Transaction banking transformations follow the same model, and leaders need to consider the key facets of strategy integration, scalability, the data strategy, migration, tracing, data for regulatory requirements, infrastructure, the testing and tooling strategy, and stakeholder benefits. Transformation is for many people a once-in-a-career event. The cost of getting it right is imperative, and no longer can banks make mistakes and start again, so the four key areas they need to focus on are:
- Getting started, focusing on what to deliver to customers, rather than how to deliver it.
- Clear business drivers, principles and stakeholder management.
- The solution framework approach and delivering benefits early on.
- Managing governance within the organisation.
Defining what you’re trying to achieve and using hard metrics is also essential.

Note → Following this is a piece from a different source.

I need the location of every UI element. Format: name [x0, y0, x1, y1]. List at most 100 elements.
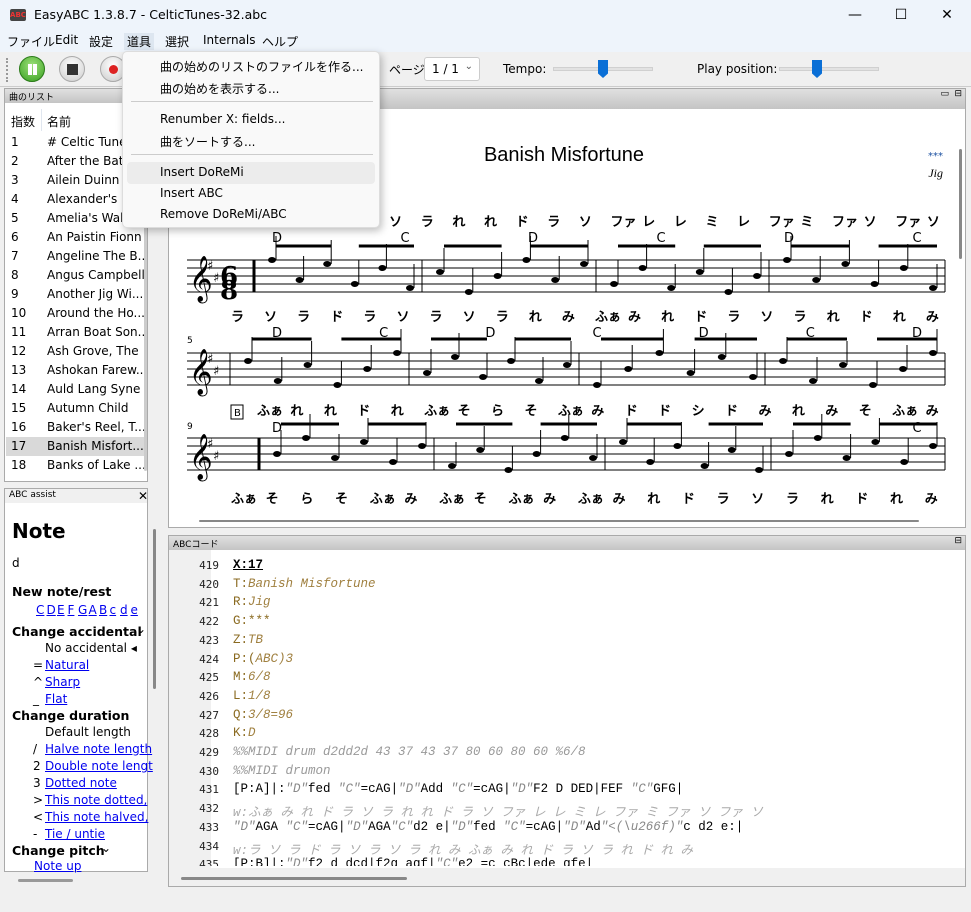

Yaniv said the first stage of transformation is analysis to define the business requirements, including identifying gaps against the requirements and traceability metrics. It is also important to get sign-off, to make sure the people who will use the system approve it. The next stage is implementation, with coding and configuration of the system run jointly by the systems integrator, the solution provider and the bank working together. The longest and most costly stage is verification, through a process of system integration testing (SIT), user acceptance testing (UAT) and operational testing, with the biggest challenge being how to reduce the time and cost while not compromising quality.
Wu provided the bank’s perspective, noting that BOC operates in 37 countries and overseas systems had been relatively independent. The bank wanted to change the overseas systems so that payments between branches would be seamless. The objectives were to build an internal payment channel, combine multiple payment systems, develop a strong capability in data mining and better support the overseas RMB business.
The first implementation was completed for a batch of 12 countries, with 16 local clearing system interfaces and 17 systems within the bank. The next batch will be 16 overseas branches, primarily in Europe and Africa. “We spent 17 months to bring the system online,” Wu said, including four months in the SIT phase, five months in UAT, and a parallel run of two months.
Once again, the conference provided valuable insights on the key issues facing transaction banking today, as well as how to plan for a future with far greater usage of the RMB and with immediate payments becoming commonplace.